Uganda will lose over four billion shillings in earnings every month after the Uganda Peoples Defence Forces (UPDF) withdraws from Somalia.
According to sources, foreign troops serving under the auspices of the Africa Union Mission to Somalia (Amisom) to fight the Islamic militant group Al Shabaab, are paid US$1028 per individual every month, of which US$200 is deducted as ‘administrative costs’ for the troop-contributing country.

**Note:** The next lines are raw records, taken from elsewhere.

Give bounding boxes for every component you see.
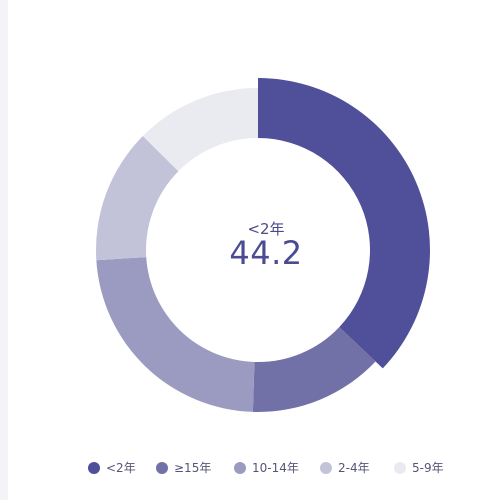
donut-chart: [96, 78, 430, 412]
center-label: <2年: [247, 220, 285, 238]
legend-label: 5-9年: [412, 461, 444, 475]
legend-dot-icon: [88, 462, 100, 474]
legend-label: <2年: [106, 461, 136, 475]
legend-label: 2-4年: [338, 461, 370, 475]
legend-dot-icon: [320, 462, 332, 474]
legend-dot-icon: [156, 462, 168, 474]
donut-slice-3[interactable]: [96, 136, 179, 261]
legend-label: ≥15年: [174, 461, 212, 475]
legend-label: 10-14年: [252, 461, 299, 475]
legend-dot-icon: [234, 462, 246, 474]
legend-dot-icon: [394, 462, 406, 474]
donut-slice-2[interactable]: [96, 257, 255, 412]
donut-slice-4[interactable]: [142, 88, 258, 172]
donut-slice-0[interactable]: [258, 78, 430, 369]
center-value: 44.2: [229, 234, 303, 272]
chart-card: <2年 44.2 <2年 ≥15年 10-14年 2-4年 5-9年: [8, 0, 500, 500]
donut-slice-1[interactable]: [252, 327, 376, 412]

In 2007 Uganda became the first African country to send peacekeeping troops to serve under Amisom and currently there are about 6000 UPDF men and women in Somalia, all of who collectively contribute about US$1.2 million (approximately Shs4.2bn) in monthly administrative costs.

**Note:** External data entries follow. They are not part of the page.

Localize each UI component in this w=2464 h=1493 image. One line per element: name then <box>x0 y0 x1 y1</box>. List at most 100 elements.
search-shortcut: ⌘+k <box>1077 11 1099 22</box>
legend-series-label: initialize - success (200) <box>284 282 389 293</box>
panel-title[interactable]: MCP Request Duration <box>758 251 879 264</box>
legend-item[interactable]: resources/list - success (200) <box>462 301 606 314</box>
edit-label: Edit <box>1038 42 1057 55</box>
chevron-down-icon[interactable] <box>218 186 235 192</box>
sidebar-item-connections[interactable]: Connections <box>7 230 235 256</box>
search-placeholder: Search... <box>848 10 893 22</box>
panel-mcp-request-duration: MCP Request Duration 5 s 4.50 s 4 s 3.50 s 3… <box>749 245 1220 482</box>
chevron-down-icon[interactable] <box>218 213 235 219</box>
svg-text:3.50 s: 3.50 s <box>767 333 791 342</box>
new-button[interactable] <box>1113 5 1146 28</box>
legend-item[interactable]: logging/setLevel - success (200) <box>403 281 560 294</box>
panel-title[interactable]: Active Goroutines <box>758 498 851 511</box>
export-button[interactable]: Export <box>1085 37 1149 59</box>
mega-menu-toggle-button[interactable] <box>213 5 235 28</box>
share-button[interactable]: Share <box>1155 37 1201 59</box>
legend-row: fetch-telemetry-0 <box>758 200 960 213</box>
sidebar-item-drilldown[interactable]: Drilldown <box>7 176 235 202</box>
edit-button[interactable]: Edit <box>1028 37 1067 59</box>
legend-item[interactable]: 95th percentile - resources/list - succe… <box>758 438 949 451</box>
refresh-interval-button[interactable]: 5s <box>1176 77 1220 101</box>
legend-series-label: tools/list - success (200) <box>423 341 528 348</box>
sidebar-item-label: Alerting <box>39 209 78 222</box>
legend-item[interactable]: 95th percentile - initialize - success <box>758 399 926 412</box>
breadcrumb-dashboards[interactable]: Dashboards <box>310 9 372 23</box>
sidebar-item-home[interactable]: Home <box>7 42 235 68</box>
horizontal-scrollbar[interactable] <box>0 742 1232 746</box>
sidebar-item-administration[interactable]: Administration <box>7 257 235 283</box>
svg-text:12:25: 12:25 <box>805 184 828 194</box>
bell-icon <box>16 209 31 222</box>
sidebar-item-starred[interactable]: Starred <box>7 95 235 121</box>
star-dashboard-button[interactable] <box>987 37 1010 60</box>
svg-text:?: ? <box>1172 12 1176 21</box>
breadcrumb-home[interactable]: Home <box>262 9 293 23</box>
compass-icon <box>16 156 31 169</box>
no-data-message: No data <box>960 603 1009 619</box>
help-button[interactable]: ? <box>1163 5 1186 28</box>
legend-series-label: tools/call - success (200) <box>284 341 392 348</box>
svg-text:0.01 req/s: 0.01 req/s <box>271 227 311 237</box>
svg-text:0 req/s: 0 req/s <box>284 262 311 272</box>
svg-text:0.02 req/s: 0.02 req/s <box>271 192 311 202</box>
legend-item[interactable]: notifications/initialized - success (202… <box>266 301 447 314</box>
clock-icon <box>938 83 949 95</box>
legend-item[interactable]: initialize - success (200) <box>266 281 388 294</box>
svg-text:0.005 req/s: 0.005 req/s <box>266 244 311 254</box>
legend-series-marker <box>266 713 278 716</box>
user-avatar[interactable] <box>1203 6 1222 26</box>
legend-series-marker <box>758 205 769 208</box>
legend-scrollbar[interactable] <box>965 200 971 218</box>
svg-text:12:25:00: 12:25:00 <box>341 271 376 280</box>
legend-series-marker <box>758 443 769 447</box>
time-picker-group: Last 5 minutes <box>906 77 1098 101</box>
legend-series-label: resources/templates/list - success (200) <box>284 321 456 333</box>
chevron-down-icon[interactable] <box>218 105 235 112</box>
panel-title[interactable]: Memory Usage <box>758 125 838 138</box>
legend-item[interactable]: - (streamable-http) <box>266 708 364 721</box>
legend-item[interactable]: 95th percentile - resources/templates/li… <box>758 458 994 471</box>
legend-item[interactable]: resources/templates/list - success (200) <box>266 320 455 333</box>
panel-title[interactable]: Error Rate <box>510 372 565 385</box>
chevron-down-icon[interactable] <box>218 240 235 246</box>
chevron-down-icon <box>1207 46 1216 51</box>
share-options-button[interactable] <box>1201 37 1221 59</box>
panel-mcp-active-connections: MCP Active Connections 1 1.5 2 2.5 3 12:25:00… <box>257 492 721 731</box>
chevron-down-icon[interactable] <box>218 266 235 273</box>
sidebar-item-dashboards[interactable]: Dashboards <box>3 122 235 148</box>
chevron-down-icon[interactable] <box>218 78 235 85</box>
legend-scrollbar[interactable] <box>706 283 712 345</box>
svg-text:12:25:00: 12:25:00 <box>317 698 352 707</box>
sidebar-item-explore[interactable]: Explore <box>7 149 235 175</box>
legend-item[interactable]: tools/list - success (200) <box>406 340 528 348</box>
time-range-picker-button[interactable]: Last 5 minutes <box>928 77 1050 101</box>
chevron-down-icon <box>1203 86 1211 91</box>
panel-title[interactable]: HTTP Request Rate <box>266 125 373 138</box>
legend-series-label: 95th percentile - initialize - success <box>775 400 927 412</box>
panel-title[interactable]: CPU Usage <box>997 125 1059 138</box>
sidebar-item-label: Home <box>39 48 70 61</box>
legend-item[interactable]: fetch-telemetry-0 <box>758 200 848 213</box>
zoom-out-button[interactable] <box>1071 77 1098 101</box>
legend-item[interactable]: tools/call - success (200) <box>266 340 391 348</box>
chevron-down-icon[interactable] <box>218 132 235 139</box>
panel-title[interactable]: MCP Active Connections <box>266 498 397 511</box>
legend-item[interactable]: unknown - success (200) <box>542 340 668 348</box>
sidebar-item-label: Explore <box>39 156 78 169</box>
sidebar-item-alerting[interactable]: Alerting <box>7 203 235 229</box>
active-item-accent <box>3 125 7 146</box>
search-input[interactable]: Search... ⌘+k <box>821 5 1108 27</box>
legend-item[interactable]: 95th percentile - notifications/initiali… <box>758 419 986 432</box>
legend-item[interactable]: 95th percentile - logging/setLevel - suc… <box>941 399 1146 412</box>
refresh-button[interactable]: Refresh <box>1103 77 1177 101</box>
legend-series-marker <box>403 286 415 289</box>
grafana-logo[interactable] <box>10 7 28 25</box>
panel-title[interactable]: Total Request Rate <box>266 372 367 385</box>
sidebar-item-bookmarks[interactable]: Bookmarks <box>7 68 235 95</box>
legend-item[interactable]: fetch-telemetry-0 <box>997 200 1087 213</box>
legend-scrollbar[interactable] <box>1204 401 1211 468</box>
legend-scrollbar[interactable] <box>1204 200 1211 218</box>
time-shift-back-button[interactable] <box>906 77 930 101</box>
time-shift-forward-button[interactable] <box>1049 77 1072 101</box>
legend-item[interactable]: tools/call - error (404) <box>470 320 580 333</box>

According to the UPDF Chief of Defence Forces (CDF) General Edward Katumba Wamala, the pull out from Somalia scheduled for December 2017 follows cold relations that separately developed between Uganda and the principal Amisom financiers, the US, UK and Turkey.
By press time it was not possible to talk to the UPDF spokesperson Lt Col Paddy Ankunda.
Meanwhile, in a related development, the Amisom troops fighting against the Islamic militant Al Shabaab, have not received salaries for six months, after the contingent accounting officers allegedly failed to account for the previous tranche disbursed.